Lloyd’s of London, the world’s oldest insurance market, said claims before tax from superstorm Sandy will probably cost between $2 billion to $2.5 billion.
The estimate is consistent with total insurance industry losses of between $20 billion and $25 billion, Lloyd’s said in an e-mailed statement today. The London-based market said it expects a “minimal impact” on its member capital, while the central fund won’t be affected.
Homeowners and businesses are seeking payouts on policies to help cover losses from Hurricane Sandy, which lashed the densely populated U.S. Northeast coast on Oct. 29, causing a storm surge, extensive flooding and damage to property, after hitting the Caribbean and Bahamas. Total market losses could be as much as $25 billion, Zurich-based Swiss Re Ltd. (SREN) has said.
“It has been much more of a loss for insurers than for reinsurers, specialty insurers in particular, which is what Lloyd’s is” said Christopher Hitchings, a London-based analyst with Keefe Bruyette & Woods Ltd.

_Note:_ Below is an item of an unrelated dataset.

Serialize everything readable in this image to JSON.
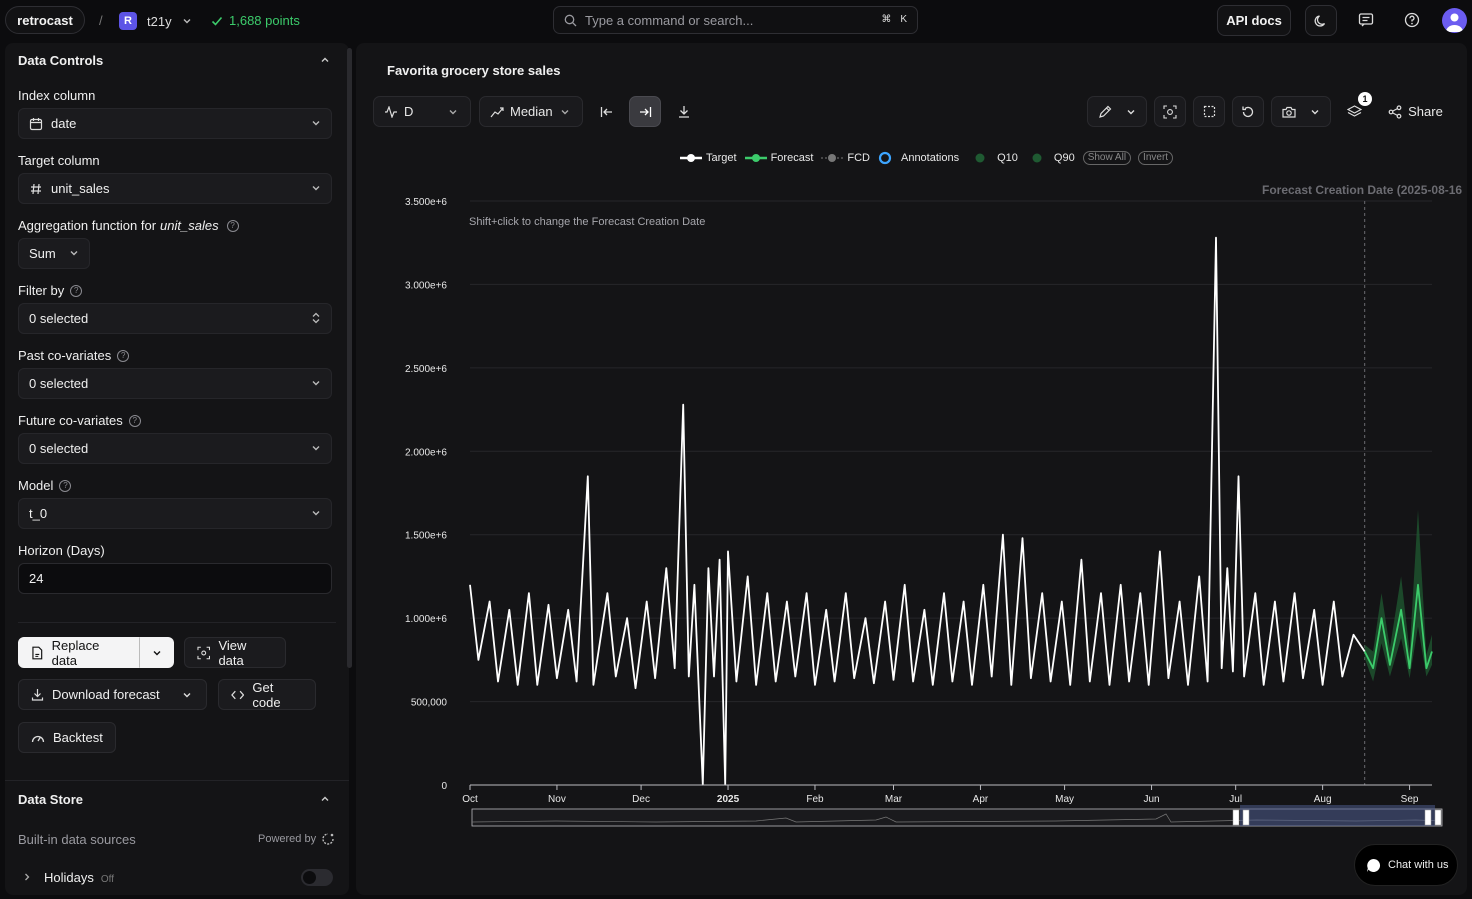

Zurich Insurance Group AG (ZURN), Switzerland’s biggest insurer, said on Dec. 17 that claims from Sandy could be as much as $700 million. Lloyd’s member Catlin Group Ltd (CGL) estimated Sandy-related losses at about $200 million and Novae Group Plc (NVA) said net costs of the hurricane could be as much as $30 million.
“The Lloyd’s insurance market remains financially strong and while claims from this storm could still evolve over time, the market’s total exposure is well within the worst-case scenarios we model and prepare for,” Chief Executive Officer Richard Ward said in the statement.